A. That is a wise strategy. If your budget is limited, it’s almost always best to focus on mid-funnel and late-funnels searches.

However, even with limited budgets, there are ways to test upper funnel query buying in a limited, controlled fashion with the aim of gathering results to predict the viability of such campaigns.

Q. What would you say is more powerful to pulling customers to my website and Amazon listings, Facebook or Google ads?

A. I think it depends on the vertical for sure, but if I had to generalize here I would say that Google is a more powerful tool for new customer acquisition while Facebook is the more powerful tool for customized retargeting and long-term audience building models. I advocate usage of a combination of the two.

Q. Is there a way to retarget shoppers who abandoned their cart on my ecommerce site?

A. There are many platforms available for retargeting visitors to your e-commerce site across the web, on facebook, YouTube, and on apps and other digital inventory. Specifically retargeting cart abandoners can be done through virtually all the major retargeting platforms (Google AdWords, Facebook, AdRoll, Criteo).
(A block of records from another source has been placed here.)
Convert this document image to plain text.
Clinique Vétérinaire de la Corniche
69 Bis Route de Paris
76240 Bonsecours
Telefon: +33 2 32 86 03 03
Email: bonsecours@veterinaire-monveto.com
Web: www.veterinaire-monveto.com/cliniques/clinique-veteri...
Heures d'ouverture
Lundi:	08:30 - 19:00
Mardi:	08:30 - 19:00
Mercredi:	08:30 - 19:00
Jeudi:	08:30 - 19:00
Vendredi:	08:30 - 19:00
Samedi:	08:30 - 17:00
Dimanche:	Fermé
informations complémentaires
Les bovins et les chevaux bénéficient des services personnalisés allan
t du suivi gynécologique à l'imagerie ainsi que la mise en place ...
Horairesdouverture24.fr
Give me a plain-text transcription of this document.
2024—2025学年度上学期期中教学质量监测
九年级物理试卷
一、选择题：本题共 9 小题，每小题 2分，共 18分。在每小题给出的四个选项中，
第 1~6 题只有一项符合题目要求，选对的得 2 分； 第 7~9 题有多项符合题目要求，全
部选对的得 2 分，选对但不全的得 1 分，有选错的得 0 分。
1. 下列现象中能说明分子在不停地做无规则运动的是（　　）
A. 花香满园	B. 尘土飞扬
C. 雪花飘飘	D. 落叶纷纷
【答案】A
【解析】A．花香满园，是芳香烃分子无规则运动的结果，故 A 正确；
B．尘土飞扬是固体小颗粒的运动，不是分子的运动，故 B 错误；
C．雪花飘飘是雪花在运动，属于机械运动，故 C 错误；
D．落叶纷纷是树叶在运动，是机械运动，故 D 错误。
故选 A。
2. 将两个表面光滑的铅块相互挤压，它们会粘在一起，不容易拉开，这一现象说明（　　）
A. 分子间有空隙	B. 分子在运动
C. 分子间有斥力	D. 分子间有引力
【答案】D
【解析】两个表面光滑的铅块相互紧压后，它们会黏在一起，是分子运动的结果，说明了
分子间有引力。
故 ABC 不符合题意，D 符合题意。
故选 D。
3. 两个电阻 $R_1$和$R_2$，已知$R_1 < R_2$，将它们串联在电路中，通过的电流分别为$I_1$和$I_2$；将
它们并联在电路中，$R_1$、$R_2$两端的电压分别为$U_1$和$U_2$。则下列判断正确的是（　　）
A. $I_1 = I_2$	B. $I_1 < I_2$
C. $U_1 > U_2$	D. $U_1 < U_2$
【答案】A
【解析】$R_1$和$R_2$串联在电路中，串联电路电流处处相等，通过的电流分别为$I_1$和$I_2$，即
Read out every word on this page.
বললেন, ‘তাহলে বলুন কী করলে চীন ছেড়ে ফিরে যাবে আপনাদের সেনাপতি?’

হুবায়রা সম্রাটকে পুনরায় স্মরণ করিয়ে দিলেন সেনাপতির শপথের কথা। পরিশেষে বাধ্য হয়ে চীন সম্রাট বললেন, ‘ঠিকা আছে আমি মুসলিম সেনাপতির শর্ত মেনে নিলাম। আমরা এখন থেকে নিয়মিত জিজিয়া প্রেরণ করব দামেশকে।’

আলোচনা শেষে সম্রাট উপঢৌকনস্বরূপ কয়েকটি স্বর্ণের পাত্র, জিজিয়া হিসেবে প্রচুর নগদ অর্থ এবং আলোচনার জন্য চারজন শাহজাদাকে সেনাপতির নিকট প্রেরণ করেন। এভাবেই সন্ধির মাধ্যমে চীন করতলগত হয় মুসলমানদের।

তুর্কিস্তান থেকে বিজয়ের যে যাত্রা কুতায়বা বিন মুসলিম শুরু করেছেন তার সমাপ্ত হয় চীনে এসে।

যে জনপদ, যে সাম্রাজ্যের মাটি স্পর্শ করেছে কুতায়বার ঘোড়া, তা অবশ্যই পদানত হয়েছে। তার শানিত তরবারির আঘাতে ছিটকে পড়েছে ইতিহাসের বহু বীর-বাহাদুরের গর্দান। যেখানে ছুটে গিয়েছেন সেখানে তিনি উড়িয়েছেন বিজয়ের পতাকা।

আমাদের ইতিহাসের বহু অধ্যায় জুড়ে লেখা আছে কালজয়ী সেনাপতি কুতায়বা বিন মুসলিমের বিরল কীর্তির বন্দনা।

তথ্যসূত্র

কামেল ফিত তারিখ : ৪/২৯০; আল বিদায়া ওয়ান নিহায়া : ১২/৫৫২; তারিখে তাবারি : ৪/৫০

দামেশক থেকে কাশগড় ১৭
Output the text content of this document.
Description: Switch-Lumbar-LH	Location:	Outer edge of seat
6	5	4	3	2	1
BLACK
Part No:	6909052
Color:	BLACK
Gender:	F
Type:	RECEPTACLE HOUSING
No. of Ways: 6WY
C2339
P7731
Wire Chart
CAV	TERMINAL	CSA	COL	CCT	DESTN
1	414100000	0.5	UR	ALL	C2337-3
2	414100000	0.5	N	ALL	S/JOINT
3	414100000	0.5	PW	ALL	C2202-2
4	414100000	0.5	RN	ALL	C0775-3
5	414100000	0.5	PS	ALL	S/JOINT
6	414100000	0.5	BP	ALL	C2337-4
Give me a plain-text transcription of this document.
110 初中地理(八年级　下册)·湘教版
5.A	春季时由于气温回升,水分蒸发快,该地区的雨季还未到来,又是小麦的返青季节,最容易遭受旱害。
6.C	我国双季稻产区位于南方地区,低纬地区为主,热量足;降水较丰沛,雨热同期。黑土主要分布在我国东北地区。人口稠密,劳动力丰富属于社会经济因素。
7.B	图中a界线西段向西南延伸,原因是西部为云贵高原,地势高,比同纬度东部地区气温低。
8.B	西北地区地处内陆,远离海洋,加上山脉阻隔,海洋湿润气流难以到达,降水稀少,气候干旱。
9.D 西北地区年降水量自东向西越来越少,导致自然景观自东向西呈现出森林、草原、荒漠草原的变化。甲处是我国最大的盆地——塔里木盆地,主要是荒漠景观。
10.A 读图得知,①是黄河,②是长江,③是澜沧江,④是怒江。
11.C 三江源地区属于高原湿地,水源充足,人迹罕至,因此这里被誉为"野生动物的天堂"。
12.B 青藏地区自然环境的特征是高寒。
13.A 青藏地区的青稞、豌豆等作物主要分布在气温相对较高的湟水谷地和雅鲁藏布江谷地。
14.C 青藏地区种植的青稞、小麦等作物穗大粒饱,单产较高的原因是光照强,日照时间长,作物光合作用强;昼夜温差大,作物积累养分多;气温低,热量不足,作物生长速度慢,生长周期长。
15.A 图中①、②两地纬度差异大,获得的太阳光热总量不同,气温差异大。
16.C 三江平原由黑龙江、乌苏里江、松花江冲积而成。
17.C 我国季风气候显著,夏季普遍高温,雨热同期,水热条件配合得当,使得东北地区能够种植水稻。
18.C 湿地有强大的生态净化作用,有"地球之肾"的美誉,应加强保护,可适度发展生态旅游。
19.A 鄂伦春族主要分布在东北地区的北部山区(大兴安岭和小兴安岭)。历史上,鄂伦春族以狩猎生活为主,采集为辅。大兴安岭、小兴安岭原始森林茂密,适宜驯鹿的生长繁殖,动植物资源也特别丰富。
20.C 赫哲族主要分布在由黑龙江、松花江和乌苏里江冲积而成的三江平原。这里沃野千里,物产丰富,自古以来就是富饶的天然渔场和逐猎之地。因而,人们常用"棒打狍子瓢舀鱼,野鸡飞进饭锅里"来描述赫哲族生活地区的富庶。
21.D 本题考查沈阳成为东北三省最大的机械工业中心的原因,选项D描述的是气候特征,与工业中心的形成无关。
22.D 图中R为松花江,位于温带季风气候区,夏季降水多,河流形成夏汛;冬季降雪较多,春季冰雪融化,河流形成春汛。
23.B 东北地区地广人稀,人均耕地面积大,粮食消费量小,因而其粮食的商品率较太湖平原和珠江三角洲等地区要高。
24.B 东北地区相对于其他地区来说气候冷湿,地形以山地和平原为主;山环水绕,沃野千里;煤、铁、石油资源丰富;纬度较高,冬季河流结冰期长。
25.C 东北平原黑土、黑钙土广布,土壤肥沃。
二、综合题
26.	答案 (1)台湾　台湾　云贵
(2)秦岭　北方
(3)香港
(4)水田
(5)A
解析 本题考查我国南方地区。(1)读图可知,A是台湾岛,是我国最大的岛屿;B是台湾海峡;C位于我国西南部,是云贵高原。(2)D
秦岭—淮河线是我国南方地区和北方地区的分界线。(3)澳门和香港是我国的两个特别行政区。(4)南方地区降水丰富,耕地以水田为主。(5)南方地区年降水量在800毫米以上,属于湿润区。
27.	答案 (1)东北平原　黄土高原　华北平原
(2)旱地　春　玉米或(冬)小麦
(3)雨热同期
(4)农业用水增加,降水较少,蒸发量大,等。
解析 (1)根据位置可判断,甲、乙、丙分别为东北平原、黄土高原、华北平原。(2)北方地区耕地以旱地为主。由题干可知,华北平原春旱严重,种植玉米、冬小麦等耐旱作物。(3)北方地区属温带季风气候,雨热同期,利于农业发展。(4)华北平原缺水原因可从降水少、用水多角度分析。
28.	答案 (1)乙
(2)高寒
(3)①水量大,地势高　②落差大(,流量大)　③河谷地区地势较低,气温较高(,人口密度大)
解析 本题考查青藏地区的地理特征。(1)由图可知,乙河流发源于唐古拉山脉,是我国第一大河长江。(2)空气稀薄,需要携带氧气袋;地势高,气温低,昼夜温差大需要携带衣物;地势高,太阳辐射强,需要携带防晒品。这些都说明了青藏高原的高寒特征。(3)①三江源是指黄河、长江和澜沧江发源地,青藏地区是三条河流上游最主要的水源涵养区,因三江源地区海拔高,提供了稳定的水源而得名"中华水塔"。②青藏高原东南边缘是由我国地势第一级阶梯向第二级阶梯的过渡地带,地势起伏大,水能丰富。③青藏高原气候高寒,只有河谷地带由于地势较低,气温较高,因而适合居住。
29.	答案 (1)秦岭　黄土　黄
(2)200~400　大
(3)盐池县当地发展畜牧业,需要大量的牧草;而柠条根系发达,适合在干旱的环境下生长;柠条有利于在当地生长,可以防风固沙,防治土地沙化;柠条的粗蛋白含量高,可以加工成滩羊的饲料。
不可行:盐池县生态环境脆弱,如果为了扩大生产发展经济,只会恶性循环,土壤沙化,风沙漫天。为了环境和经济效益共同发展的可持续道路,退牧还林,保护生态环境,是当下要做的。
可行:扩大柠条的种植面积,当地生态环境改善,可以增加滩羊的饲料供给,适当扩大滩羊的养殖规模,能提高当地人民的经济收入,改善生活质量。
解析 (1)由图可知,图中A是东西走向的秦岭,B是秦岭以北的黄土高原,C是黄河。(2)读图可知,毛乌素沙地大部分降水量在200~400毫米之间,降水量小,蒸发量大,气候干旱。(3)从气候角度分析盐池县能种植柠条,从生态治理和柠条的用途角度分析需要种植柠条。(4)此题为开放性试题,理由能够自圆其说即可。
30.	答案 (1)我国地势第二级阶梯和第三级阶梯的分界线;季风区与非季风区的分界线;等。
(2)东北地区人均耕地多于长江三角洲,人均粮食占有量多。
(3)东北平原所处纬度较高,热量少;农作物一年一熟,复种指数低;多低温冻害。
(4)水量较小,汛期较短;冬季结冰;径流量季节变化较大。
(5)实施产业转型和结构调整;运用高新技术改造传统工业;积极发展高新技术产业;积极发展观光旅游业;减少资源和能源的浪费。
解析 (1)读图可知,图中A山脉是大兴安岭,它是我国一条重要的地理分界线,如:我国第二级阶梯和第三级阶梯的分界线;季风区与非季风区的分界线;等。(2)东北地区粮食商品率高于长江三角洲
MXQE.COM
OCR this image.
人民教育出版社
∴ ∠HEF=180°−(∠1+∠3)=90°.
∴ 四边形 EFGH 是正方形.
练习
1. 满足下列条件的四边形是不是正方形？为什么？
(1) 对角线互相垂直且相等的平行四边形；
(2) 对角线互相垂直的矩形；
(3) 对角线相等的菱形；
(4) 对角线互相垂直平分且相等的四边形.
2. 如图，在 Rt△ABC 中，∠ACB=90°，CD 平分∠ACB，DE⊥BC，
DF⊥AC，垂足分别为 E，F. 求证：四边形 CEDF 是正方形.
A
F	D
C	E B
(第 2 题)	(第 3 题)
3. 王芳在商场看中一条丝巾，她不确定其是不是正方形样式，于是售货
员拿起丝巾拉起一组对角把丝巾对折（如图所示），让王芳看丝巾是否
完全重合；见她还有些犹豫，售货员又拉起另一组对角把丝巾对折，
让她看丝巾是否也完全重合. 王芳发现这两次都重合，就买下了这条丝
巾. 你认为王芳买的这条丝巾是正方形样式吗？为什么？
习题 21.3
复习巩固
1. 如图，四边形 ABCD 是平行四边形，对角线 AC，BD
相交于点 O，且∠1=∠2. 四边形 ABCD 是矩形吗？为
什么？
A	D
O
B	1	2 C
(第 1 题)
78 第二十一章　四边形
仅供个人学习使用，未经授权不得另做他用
I believe this question was asked in reference to retargeting your site visitors specifically on major retail sites and marketplaces (like Amazon, Walmart, Target, BestBuy, etc.).

I do not believe that is precisely possible, however tools like Amazon Marketing Services (specifically sponsored products and Product Display Ads) can be configured in a way that accomplishes the same type of behavioral targeting.

I also believe that HookLogic’s platform has tools that allow you to perform similar behavioral targeting on other major retail sites.